Carbon Capture from Air Technology Demonstrated

August 21, 2015 – If we could directly harvest carbon dioxide (CO2) from the air and separate and capture the carbon while converting what’s left to oxygen then that would really be a technology breakthrough of consequence in our fight against global warming. Sounds like science fiction? Well it’s not.

Researchers at George Washington University have done just that. They are capturing CO2 and converting it to carbon nano-fibers and oxygen using a unique electro-chemical process. To achieve this feat they use solar power that makes use of the infrared spectrum to generate significant heat. The air is exposed to a solution of molten lithium carbonate and lithium oxide. The latter combines with the CO2 to create more lithium carbonate. Two electrodes are immersed in the molten carbonate and electricity is passed through producing oxygen and carbon, the latter which deposits on one of the electrodes. The additional byproduct is lithium oxide which then is used to capture more CO2 perpetuating the process. By varying the current the researchers can create different nano-fiber shapes from the captured carbon.
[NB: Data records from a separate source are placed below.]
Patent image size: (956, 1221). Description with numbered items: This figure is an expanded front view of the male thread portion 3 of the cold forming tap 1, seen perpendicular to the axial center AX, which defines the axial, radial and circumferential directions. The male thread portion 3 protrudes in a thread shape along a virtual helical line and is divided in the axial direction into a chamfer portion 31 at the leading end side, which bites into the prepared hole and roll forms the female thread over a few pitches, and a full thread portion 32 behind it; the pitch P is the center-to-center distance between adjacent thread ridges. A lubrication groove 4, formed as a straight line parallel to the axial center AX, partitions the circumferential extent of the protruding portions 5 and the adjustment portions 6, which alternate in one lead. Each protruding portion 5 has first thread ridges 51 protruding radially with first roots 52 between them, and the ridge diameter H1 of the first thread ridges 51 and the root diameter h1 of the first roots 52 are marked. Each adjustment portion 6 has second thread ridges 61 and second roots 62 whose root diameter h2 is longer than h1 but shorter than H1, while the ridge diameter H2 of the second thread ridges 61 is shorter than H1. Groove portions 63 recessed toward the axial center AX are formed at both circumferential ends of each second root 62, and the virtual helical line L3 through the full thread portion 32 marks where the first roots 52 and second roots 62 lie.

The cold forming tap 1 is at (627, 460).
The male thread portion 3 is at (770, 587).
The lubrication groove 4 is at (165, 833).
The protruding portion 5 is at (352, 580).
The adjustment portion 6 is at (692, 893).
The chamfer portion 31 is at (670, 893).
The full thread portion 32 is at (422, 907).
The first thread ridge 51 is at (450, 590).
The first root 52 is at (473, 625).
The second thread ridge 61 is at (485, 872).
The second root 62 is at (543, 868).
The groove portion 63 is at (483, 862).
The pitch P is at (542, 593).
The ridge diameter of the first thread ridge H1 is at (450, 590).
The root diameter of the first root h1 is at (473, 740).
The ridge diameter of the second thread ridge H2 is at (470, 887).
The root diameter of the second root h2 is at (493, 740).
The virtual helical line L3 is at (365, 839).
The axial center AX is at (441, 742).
Now here’s the kicker. The potential to use this technology to reverse the accumulation of CO2 in the atmosphere would require an installation less than 10% the size of the Sahara Desert. At that scale the technology could return CO2 levels within a decade to pre-Industrial Revolution levels even if we keep emitting more greenhouse gases equivalent to current levels.
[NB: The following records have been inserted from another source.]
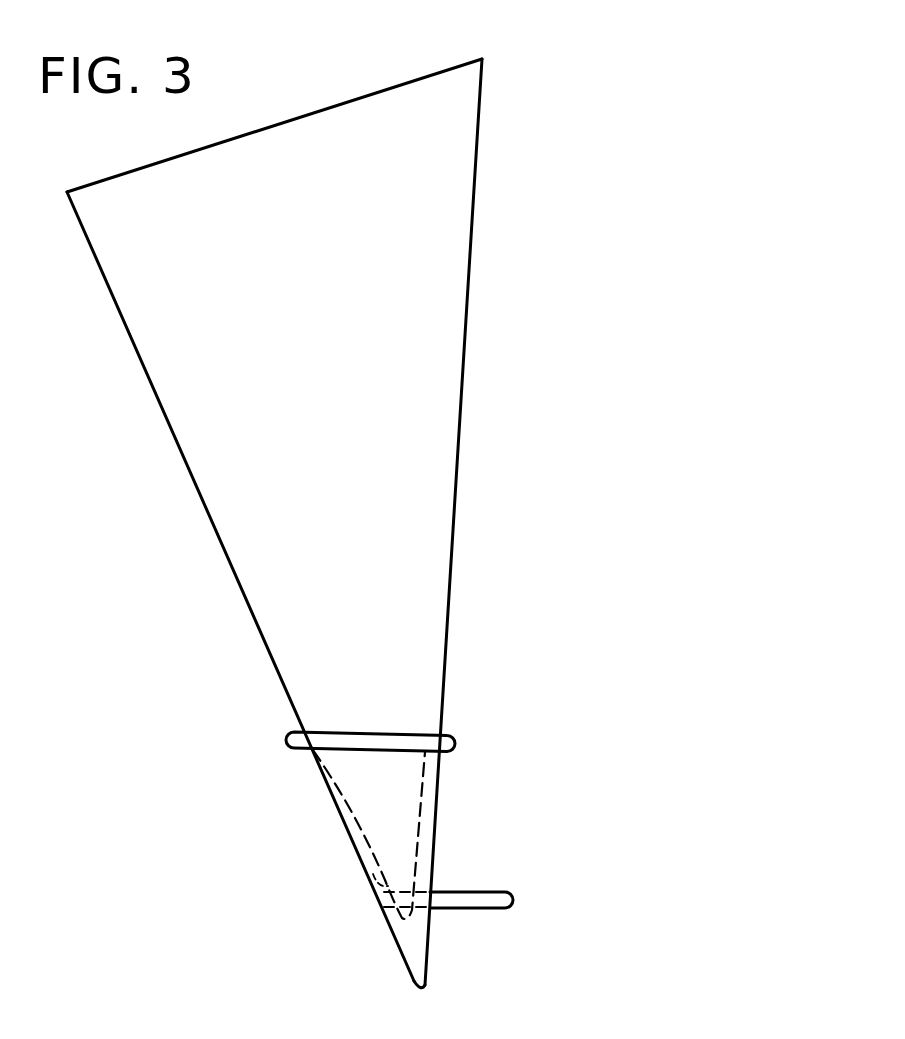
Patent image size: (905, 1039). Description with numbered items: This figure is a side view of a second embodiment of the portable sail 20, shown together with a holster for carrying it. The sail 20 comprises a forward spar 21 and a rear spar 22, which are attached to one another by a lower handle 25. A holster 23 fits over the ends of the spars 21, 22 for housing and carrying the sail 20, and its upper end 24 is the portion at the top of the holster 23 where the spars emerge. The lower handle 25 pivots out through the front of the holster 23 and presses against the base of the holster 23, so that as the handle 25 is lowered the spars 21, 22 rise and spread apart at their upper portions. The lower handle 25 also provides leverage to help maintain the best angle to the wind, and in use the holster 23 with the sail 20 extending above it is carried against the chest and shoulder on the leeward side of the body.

The portable sail 20 is at (314, 523).
The forward spar 21 is at (459, 432).
The rear spar 22 is at (253, 615).
The holster 23 is at (430, 798).
The upper end of the holster 24 is at (453, 735).
The lower handle 25 is at (507, 893).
Carbon nano-fibers are the 21st century answer to diminishing supplies of the materials we use today – steel, aluminum and concrete. And better yet, using them in construction and for other purposes creates a permanent carbon sink.

The research is described in this month’s NANO Letters in a n article entitled, One-Pot Synthesis of Carbon Nanofibers from CO2. In the illustration below (A) is one of the two electrodes immersed in the molten liquid. (B) through (E) shows the carbon accumulating on the electrode as current is applied. (F) and (G) show the carbon nano-fiber under two levels of magnification.
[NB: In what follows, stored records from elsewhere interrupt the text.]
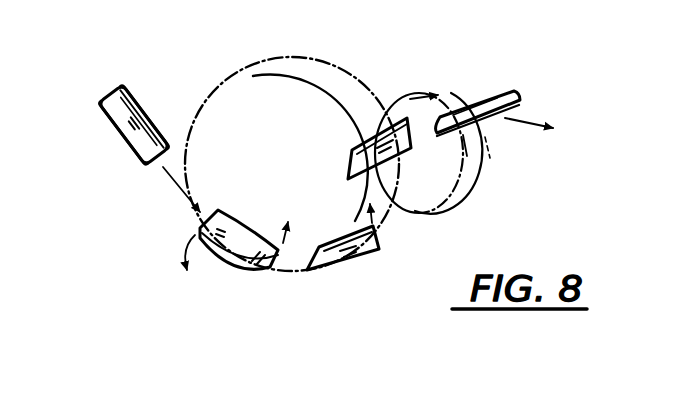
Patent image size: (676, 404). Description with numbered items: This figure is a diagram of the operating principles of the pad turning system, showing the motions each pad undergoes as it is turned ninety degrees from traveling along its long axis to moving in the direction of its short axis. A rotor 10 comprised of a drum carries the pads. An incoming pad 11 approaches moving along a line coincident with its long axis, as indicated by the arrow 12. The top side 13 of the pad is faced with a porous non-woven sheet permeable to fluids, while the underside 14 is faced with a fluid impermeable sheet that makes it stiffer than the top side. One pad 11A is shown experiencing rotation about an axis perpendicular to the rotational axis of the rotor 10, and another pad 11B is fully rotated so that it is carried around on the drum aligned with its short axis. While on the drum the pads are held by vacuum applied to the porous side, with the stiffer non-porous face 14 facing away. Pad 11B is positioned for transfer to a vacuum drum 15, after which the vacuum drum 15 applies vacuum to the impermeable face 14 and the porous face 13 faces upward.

The rotor 10 is at (398, 30).
The incoming pad 11 is at (143, 173).
The pad experiencing rotation 11A is at (355, 264).
The fully rotated pad 11B is at (348, 163).
The arrow 12 is at (102, 86).
The top side of the pad 13 is at (131, 119).
The underside of the pad 14 is at (124, 152).
The vacuum drum 15 is at (458, 206).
One can see application of this relatively inexpensive technology to existing coal-fired power plants to capture CO2 directly from the smokestack creating carbon nano-fibers as a byproduct. Adding solar collectors to these facilities would be a small incremental cost. Further tuning of the metal content of the electrodes could give energy companies still using coal the means to produce a variety of carbon nano-structures to meet different industrial and materials requirements. Market demand for carbon nano-fibers is expected to grow throughout the century as the material cost to produce them falls.

This to me sounds like a significant disruptive yet positive change for an industry that is currently struggling to remain relevant as nations address both energy needs and low carbon goals.